There is a bird singing to the high heavens right outside our den/office/whateveritis right now. Singing like there is little else that could possibly be important in that little bird's life. Singing like there is no tomorrow, and if there is, who cares? There's just him or her and the tune. Singing joyfully, loudly, with the beauty of the notes rolling into our house. Singing perhaps to a creator who is listening and maybe, just maybe singing along.

See, I woke up this morning with my mind, stayed on Jesus. Went to bed with a headache that is lingering, but with a mind stayed on Jesus. Hallelujah. Just running through my head, for reasons that are unclear at best. Just him and me, singing joyfully. Singing perhaps to a creator who is listening.

Singing because I can. Because I'm alive. I really am. I can tell because the dogs looked at me stagger out of bed.

With the dawn, I have thoughts. My kids are healthy, mostly happy as near as I can tell. My grand children are living monuments to funny, and they too are healthy. I have a calling, as well as a job, that pays the bills (mostly) and keeps us with food to eat and liquid to drink. I have a wife who I would quite literally die for. We are, minus the aches and pains that we're sort of learning to live with, healthy. Mostly. Enough.

I spent some time yesterday with a delightful young woman who has cancer. About two-thirds through our meeting, with her equally delightful mother, her lips parted into a very winning smile and she said, "You're funny." I smiled back, delighted that my little glockenspiel dance had made her laugh.

It's in those moments, friends, that Jesus delights. I know this because it is the interaction between people who don't even know each other that comforts each other and makes our delightful, funny, exhilarating Messiah smile himself.

It's in those moments that we realize, or I hope we do, that there are things far greater that ourselves that need tending to.
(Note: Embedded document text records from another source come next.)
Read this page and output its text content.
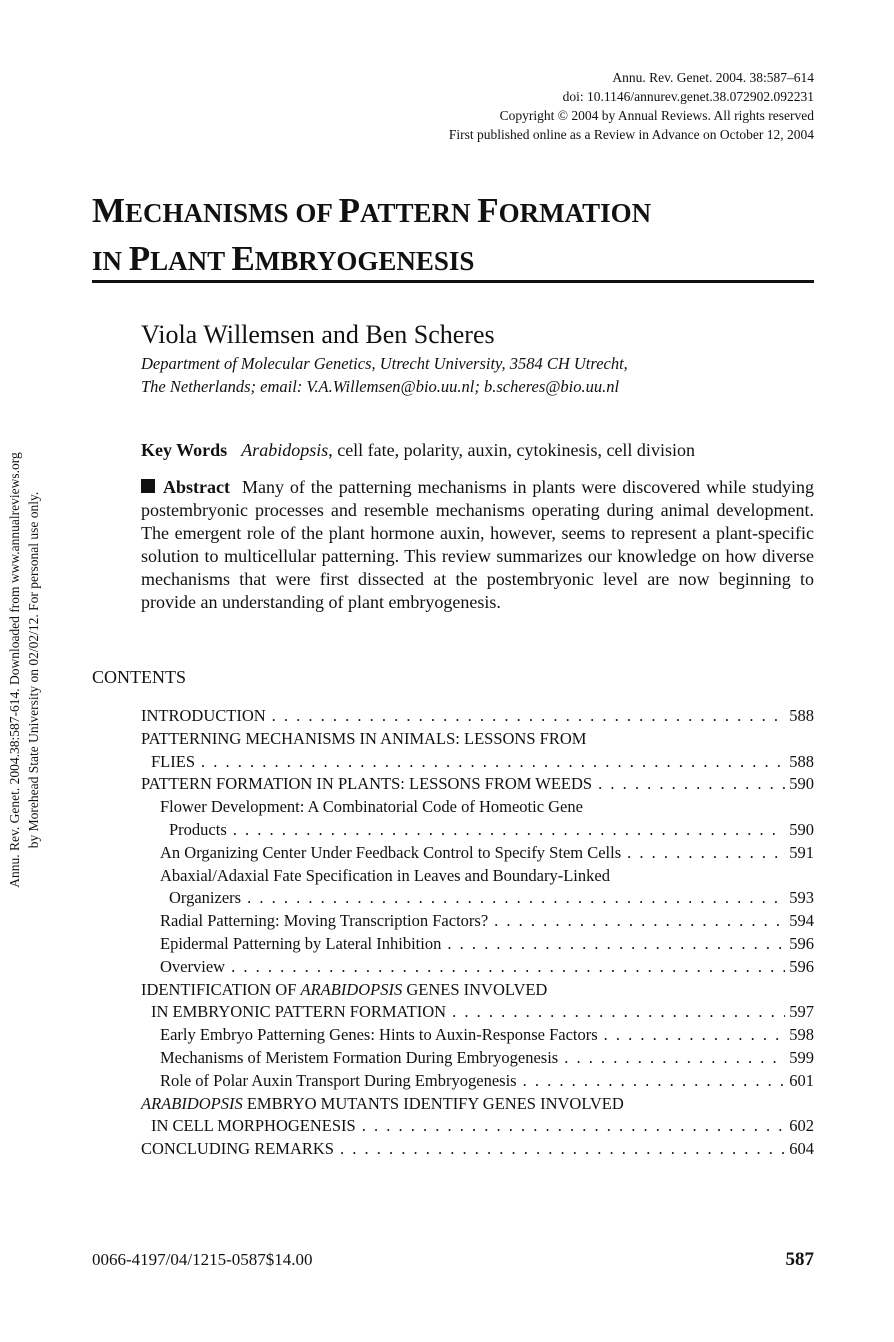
Annu. Rev. Genet. 2004.38:587-614. Downloaded from www.annualreviews.org by Morehead State University on 02/02/12. For personal use only.
Annu. Rev. Genet. 2004. 38:587–614
doi: 10.1146/annurev.genet.38.072902.092231
Copyright © 2004 by Annual Reviews. All rights reserved
First published online as a Review in Advance on October 12, 2004
MECHANISMS OF PATTERN FORMATION
IN PLANT EMBRYOGENESIS
Viola Willemsen and Ben Scheres
Department of Molecular Genetics, Utrecht University, 3584 CH Utrecht,
The Netherlands; email: V.A.Willemsen@bio.uu.nl; b.scheres@bio.uu.nl
Key Words Arabidopsis, cell fate, polarity, auxin, cytokinesis, cell division
Abstract Many of the patterning mechanisms in plants were discovered while studying postembryonic processes and resemble mechanisms operating during animal development. The emergent role of the plant hormone auxin, however, seems to represent a plant-specific solution to multicellular patterning. This review summarizes our knowledge on how diverse mechanisms that were first dissected at the postembryonic level are now beginning to provide an understanding of plant embryogenesis.
CONTENTS
INTRODUCTION . . .	588
PATTERNING MECHANISMS IN ANIMALS: LESSONS FROM
FLIES . . .	588
PATTERN FORMATION IN PLANTS: LESSONS FROM WEEDS . . .	590
Flower Development: A Combinatorial Code of Homeotic Gene
Products . . .	590
An Organizing Center Under Feedback Control to Specify Stem Cells . . .	591
Abaxial/Adaxial Fate Specification in Leaves and Boundary-Linked
Organizers . . .	593
Radial Patterning: Moving Transcription Factors? . . .	594
Epidermal Patterning by Lateral Inhibition . . .	596
Overview . . .	596
IDENTIFICATION OF ARABIDOPSIS GENES INVOLVED
IN EMBRYONIC PATTERN FORMATION . . .	597
Early Embryo Patterning Genes: Hints to Auxin-Response Factors . . .	598
Mechanisms of Meristem Formation During Embryogenesis . . .	599
Role of Polar Auxin Transport During Embryogenesis . . .	601
ARABIDOPSIS EMBRYO MUTANTS IDENTIFY GENES INVOLVED
IN CELL MORPHOGENESIS . . .	602
CONCLUDING REMARKS . . .	604
0066-4197/04/1215-0587$14.00	587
The other day I read a column from a writer friend of mine named Billy Watkins. It was a delight, as all his writing is. He is to me as Thor is to a carpenter (if you get the hammer reference). He wrote about his fight with cancer, about having been told he had five to 10 years to live some 14 years ago.

I Facebook messaged him this: "Just finished your column. I never knew any of this, of course. Ain't God great? Mysterious but great. We're moving again, five plus hours away from our kids and grand children, but I know there is a reason that only he might now and I am packing with restrained joy. Keep the prayers going as well as the pills and use your gift the way you always have. That's of God, too."

He messaged back this (and I use this for the point only): "God has work for you to do, too, and I'm proud of you for sacrificing to obey him. You're a good man who is helping save souls. What better duty can a man be given. I will get you "prayed up" as the saying goes. I'm really proud of what you are doing."

I don't know about all that, this good man helping save souls business might be more than I do. But sacrifice?

Nah. Sacrifice is having nails plunged into my feet and wrists. Sacrifice is not being able to see my closest relative at all (I have FaceTime and Skype). Sacrifice is thorny crowns and beaten and scourged back. Sacrifice is, most of all, having every sin of every person -- including my own -- placed upon my sinless shoulders.

What I do is but a tiny, tiny morsel in a large, large meal.

Here's the point (and you knew there must be one). I woke up this morning. Life came again. Birds are singing. I've been called by God to help in some small way in the largest of all plays, that thing we still call life. That which culture wars can't take away is the joy that I feel. That which finances and old age and distance from home and my own thoughts of mortality can't bring down is the joy of having my mind stayed on Jesus.

Let's crank up the music, friends. We're alive. Let's actually act like it.